Als „Aus Deutschland“ im Mai 1981 an der Deutschen Oper Berlin uraufgeführt wurde, rügte Joachim Kaiser in der „Süddeutschen Zeitung“ die triste Dominanz von Kagels Eindeutigkeit. Andere Rezensenten waren der Meinung, dass Kagel das große Thema („Aus Deutschland“, dem geteilten Land!) unterm möglichen Wert „verkauft“ habe – selbst die kritisch zu reflektierende Liedertradition. Kagel, der selbst inszenierte, schien jedenfalls die Chance, ein imaginäres Museum der Leitmotive des bildungsbürgerlichen 19. Jahrhunderts zu entwerfen, verspielt zu haben. Als dann aber 1997 Herbert Wernicke das Werk in Amsterdam in grandioser optischer Anspielung auf Caspar David Friedrichs Bild „Eismeer“ präsentierte, gewann die Kagelsche Theater-Musik und das mit ihr intendierte ironische Musiktheater einen tieferen Sog und Züge einer weit hinaus scheinenden Bedeutung: Dut­zende von Klavieren und Flügeln in unterschiedli­chem Grad der De­montage oder Vollständig­keit türmen sich vom Parkett des Theatre Carrée bis hoch in den Bühnenhinter­grund.

Mit solcher Kunstsinnigkeit hat Calixto Bieito nichts im Sinn.
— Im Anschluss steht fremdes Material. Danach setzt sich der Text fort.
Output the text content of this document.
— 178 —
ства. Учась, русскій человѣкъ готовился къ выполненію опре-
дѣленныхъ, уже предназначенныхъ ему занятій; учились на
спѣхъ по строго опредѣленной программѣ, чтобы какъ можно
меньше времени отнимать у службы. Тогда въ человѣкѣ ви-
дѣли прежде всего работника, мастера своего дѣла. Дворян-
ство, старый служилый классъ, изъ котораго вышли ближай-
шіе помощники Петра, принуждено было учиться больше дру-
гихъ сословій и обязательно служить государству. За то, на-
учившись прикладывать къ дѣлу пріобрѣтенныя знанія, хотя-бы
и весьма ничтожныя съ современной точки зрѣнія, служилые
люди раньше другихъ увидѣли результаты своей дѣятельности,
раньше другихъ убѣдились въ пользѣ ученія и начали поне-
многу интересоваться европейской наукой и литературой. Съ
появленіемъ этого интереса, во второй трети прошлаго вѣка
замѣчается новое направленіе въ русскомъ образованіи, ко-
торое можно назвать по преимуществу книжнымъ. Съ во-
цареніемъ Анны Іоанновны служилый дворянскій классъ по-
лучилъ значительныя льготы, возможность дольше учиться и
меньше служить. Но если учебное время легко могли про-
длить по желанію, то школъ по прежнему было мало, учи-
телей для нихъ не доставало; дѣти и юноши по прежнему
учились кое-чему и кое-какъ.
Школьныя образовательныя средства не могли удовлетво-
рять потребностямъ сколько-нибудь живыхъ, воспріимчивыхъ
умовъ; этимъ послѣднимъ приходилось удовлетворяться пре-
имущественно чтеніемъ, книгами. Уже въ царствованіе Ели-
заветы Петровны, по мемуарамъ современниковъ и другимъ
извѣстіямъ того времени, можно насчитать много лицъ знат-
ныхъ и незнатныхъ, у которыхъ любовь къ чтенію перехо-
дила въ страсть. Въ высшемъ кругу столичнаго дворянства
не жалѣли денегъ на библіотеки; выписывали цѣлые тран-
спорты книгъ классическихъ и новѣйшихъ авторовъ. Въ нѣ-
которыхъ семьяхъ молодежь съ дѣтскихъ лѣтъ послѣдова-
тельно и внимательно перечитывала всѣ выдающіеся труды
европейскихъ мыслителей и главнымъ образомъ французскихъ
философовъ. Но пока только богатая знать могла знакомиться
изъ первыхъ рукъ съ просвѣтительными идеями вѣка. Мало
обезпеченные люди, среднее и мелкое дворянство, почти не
Er nutzt die kleingliedrige Szenenfolge in Freiburg für eine trashig aufgemöbelte Szenenfolge – konsequent kleingliedrig, zugleich in grobkörniger Weise mechanisch „lustig“. Zum Kernbegriff Deutschland fällt dem katalanischen Regisseur außer der Kostümierung des Musikantenstadels nur der weltweit berühmt-berüchtigtste deutsche Politiker ein. Auch ein Dutzend Gartenzwerge erhebt die rechten Arme zum Hinkelgruß. Einen trifft der Hammer der erdgöttlichen Leandra Overmann. Von ihm bleiben nur Scherben.

Fabrice Bollon sorgt für eine präzise Realisation der Klavierkammermusik im Graben und die Koordination mit dem Rezitieren auf der Bühne. Die Faktur der Musik kommt in einem relativ kleinen Haus wie dem an der Bertoldstraße vorteilhafter zur Wirkung als in so großen Hallen wie der Deutschen Oper Berlin. Zumal, wenn der Zuschauerraum offensiv als Klangraum genutzt wird.

Die Nacht- und Todesverbundenheit der deutschen literarischen und musikalischen Romantik, die Kagels Liederoper beschwor und mit neu formatiertem Kammerton versah, wird von Bieito in eine von Xavier Sabata exzessiv gestaltete Schreiorgie der Mignon überführt. Das „Nur wer die Sehnsucht kennt, fühlt, was ich leide“ – Goethes großer Seufzer führt nicht zu stiller Introvertiertheit, nobler Stille und Leere, sondern zur Explosion. Bieitos grelle Episodenfolge, in der die jeweiligen Akteure allemal einfach nur „dran sind“, mündet mit einer gewissen Konsequenz im Amoklauf von Freiburg: Leandra Overmann erschießt alle – zu den Titeln bekannter und vergessener Schubert-Lieder: eine „Leichenphantasie“.